I recently found myself experiencing pain that I haven’t experienced in many years. I still feel it now, and I’m pulling myself out of it slowly. But my response to the crisis of this chapter is noticably different my response to the same sort of crises found in previous chapters; I find myself able to simply examine my experiences as appearences in my story rather than being helplessly swept away by them. The pain still hurts, but the nature of “hurting” is not the same. Years ago, to be hurt was to be crippled. Now, it is only one among a vast spectrum of feelings and events that compose my identity. Years ago I would have been certain that the pain of the moment was a chronic condition that I would have to either live with or check out early. Now, I recognize it as merely one wound in a life that experiences peaks and valleys, victories and defeats, love and fear.

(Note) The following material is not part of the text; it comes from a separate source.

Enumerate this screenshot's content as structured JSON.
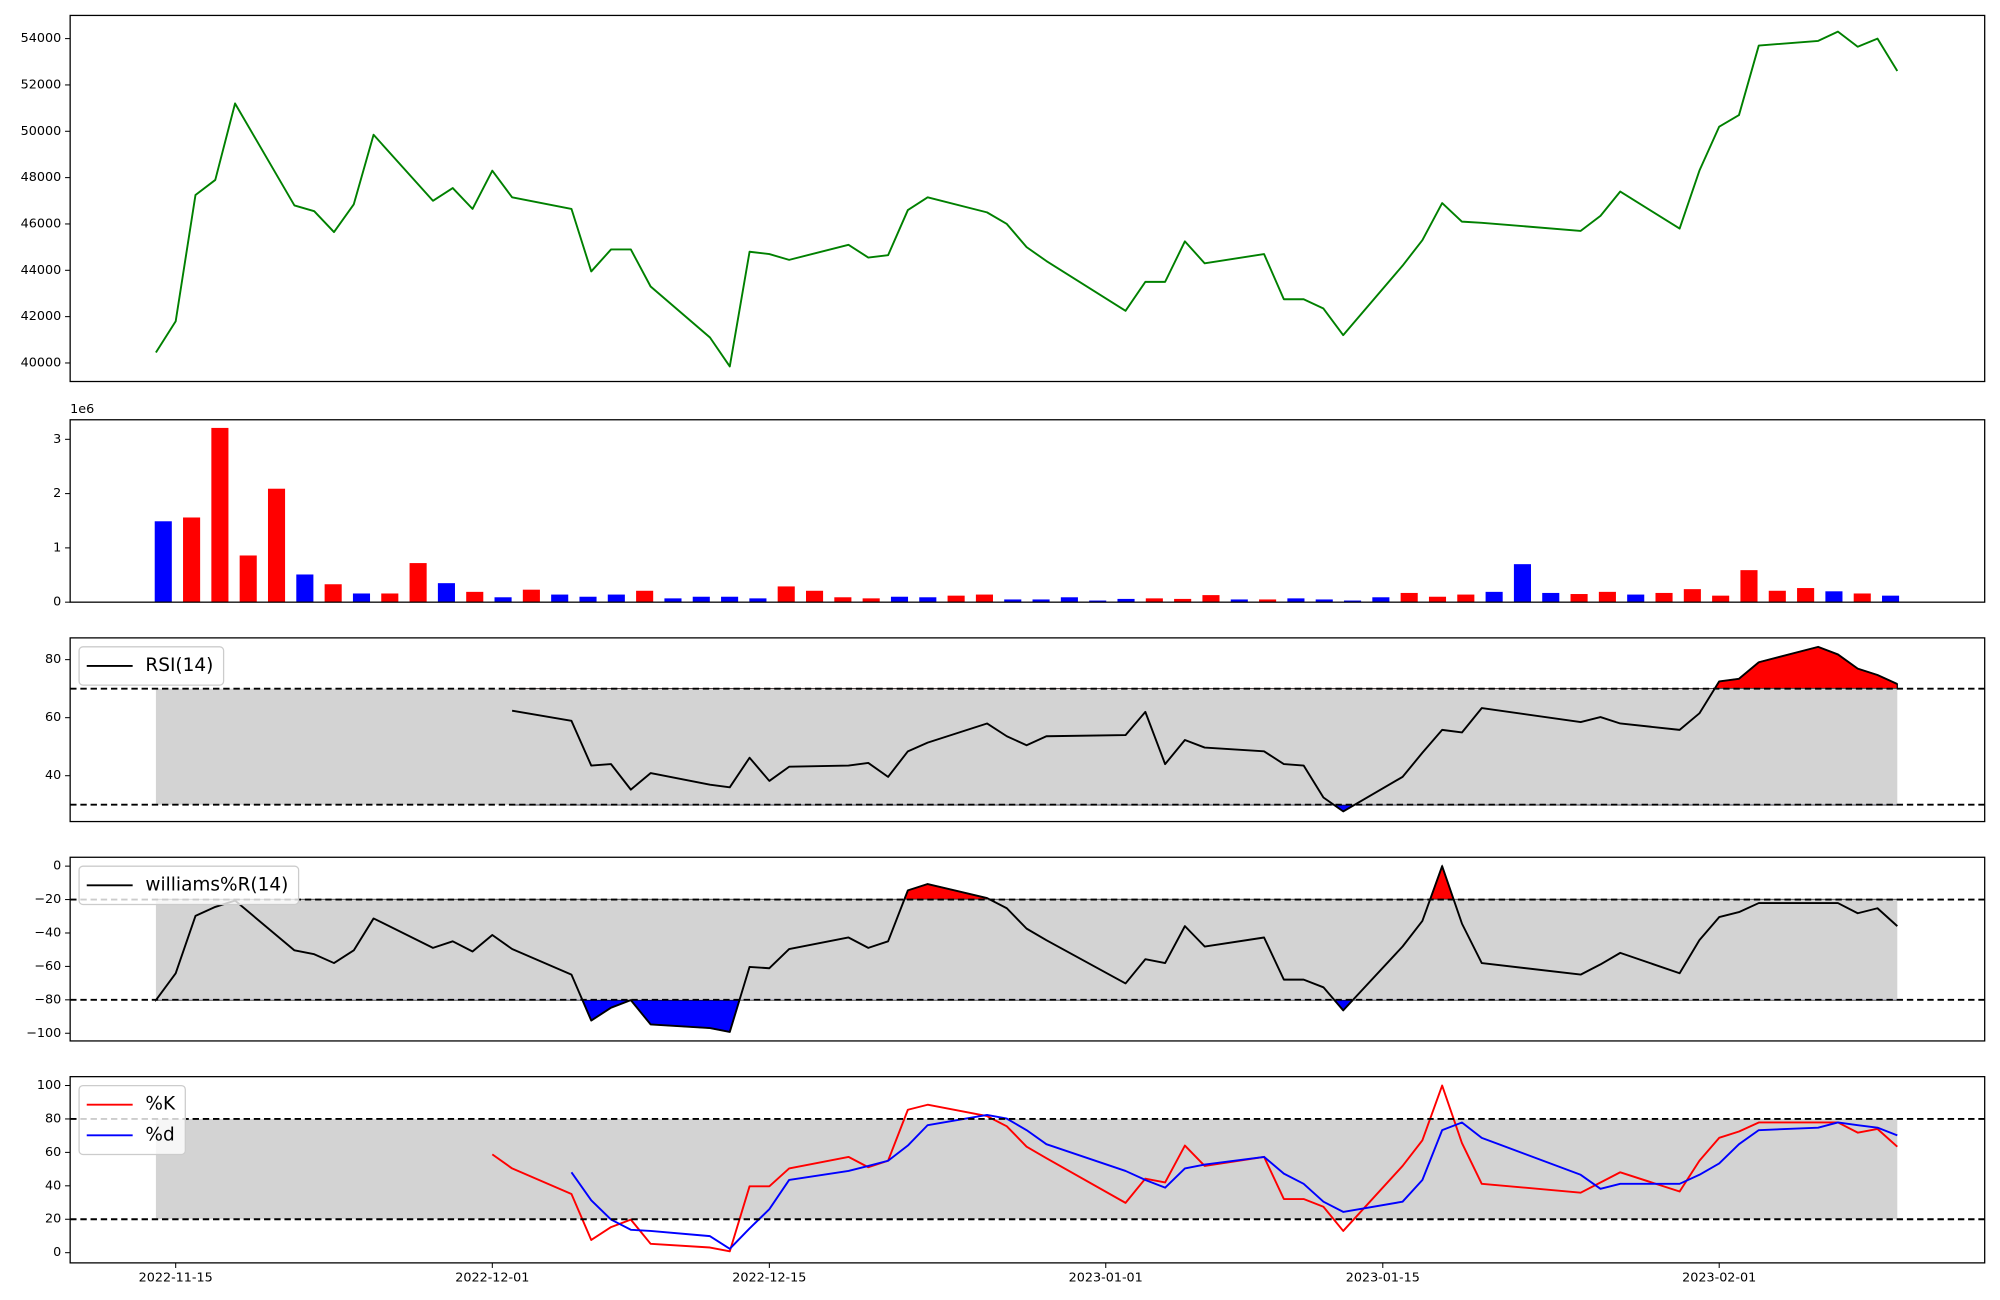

I write this now because one of the by-products of pain is change, and the change I’m experiencing is the jarring sense that I’ve become complacent in my relationships, particularly where staying in touch with people in my life is concerned. I’ve isolated myself; I remained distant from everyone that matters to me and cut myself off entirely to everyone else. The need to re-emerge from this self-imposed exile has become inescapable, like that invasive feeling of a cold steel needle in your arm, delivering a vaccine that will innoculate you against maladies you won’t even be aware you’ve narrowly avoided contracting.
I once told a friend about how getting punched square in the face for the first time was supremely liberating. I was in USMC MCMAP training (martial arts) and was sparring against a very large Marine. The guy outweighed me by at least 50-70 pounds. He delivered a straight right to my face, applying a generous portion of pressure to my jaw in a single moment, the foot-pounds of force being sufficient to prevent it from seating correctly for the next several days. I had tried most of my life to avoid such a collision between my jaw and someone else’s fist, but once I experienced it, and realized that I was still on my feet, I felt a surge of confidence I had never experienced before and would not have anticipated. Not only did the fear of getting punched suddenly vanish, but I was in some ways hoping he would get me again. I became genuinely curious how many of those I could take now that I knew the answer was greater than “one”. I never found out though… he eventually conceded the fight when I came to life after the face-shot.
So a rather interesting thing happens when you are forced to absorb a blow you’ve spent so much time avoiding – you learn that you are stronger than you thought. You learn that pain is survivable, managable, and even growth-enabling. You stop fearing that particular version of it. You become empowered. You grow. Your confidence increases. And you begin the next chapter.
1The exceptions are your teeth, the inner lenses of your eyes, and parts of your brain stem.
2I’m using the word “exact” loosely. DNA replication is a physical and therefore fallible and inherently inexact process.